CNC does not stop the clock — that is the pointAn offer in compromise and a CDP request both toll the CSED; Currently Not Collectible does not. For a taxpayer in real hardship with a near collection-statute date, riding out the ten-year clock in CNC can be the cheapest legitimate resolution there is — sometimes better than settling.

The trade-offs — and the alternatives

CNC is not free of friction. It is not permanent, so a real improvement in income can pull the account back into collection; interest and penalties continue to compound; and a lien filed during CNC remains a public encumbrance — one that can, on a large enough balance, even put a passport at risk through § 7345 certification. Where the CSED is years away or hardship is marginal, other tools usually fit better: a streamlined or regular installment agreement, a partial-pay installment agreement (which, like CNC, can let the CSED run while smaller payments are made), an offer in compromise, or, in some cases, bankruptcy. The choice is a function of the numbers and the calendar.

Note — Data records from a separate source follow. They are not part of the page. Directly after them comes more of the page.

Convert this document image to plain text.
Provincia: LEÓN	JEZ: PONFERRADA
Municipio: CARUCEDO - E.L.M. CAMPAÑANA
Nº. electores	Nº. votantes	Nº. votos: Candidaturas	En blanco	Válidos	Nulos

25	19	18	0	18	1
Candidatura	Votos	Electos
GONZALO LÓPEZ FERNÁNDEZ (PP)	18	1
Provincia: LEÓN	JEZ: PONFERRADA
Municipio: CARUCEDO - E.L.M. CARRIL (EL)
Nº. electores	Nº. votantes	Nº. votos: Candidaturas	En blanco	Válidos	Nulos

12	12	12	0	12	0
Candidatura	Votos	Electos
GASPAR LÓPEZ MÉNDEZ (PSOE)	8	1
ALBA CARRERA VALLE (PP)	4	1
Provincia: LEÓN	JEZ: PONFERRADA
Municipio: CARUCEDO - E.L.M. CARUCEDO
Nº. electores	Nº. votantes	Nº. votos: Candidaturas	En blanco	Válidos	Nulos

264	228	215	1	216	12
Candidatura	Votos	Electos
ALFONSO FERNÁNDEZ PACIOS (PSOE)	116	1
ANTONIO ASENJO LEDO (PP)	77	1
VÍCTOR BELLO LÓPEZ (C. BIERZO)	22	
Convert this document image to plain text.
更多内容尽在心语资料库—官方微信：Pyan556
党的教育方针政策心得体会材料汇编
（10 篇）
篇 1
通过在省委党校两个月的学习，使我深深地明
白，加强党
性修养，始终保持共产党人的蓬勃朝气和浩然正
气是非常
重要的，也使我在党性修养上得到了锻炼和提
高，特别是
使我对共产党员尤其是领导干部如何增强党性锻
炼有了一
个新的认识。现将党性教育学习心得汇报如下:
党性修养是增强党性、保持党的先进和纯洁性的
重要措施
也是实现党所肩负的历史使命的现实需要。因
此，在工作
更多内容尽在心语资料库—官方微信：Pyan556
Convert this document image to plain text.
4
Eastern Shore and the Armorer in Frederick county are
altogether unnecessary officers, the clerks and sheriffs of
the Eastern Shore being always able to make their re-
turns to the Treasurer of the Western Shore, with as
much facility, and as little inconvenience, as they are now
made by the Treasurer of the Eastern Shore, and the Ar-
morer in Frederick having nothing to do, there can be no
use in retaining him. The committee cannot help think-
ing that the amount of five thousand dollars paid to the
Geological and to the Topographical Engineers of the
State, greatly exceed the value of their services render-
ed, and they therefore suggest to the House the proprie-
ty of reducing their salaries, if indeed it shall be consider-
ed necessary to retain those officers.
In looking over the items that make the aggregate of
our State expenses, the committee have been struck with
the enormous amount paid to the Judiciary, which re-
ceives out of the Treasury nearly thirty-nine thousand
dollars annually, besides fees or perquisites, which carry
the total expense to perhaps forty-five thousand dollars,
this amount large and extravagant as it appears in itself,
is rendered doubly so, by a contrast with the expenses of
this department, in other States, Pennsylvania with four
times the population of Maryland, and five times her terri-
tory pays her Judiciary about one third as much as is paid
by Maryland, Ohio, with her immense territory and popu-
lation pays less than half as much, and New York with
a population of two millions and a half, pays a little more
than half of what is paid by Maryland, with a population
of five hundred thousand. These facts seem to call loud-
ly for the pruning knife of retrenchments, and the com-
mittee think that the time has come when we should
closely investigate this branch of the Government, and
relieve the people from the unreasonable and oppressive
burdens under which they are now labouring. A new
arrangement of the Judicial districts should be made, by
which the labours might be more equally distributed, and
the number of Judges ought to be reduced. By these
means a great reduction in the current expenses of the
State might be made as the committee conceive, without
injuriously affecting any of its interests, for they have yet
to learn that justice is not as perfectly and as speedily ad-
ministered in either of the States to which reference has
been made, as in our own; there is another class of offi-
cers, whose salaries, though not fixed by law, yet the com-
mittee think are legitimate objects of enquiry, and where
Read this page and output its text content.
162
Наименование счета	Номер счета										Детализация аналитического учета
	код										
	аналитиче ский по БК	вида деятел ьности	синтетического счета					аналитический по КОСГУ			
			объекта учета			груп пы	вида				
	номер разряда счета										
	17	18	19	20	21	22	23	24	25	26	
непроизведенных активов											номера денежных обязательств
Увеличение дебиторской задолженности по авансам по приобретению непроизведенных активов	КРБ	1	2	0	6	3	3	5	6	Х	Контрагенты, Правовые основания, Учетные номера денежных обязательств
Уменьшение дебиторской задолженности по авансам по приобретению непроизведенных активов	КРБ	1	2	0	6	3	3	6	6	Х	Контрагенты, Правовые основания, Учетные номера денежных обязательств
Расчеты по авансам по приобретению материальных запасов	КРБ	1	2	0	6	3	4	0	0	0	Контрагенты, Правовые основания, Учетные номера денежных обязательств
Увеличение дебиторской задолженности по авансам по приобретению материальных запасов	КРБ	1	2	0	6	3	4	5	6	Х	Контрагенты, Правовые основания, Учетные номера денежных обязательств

It is a holding pattern, not a dischargeCNC pauses collection, not the liability. Interest and penalties keep accruing, a Notice of Federal Tax Lien can still be filed, and refunds are offset. The benefit is time — and, when the CSED is near, time is sometimes all it takes.

The practical takeaway

Two numbers decide the strategy: the true CSED — the assessment date adjusted for every tolling event — and the taxpayer’s real ability to pay. When the clock is short and the hardship is genuine, Currently Not Collectible can quietly run a debt to expiration at no cost. When it is not, a partial-pay agreement or an offer is usually the better path. Either way, the work begins with computing the collection statute correctly and avoiding the moves that needlessly reset it.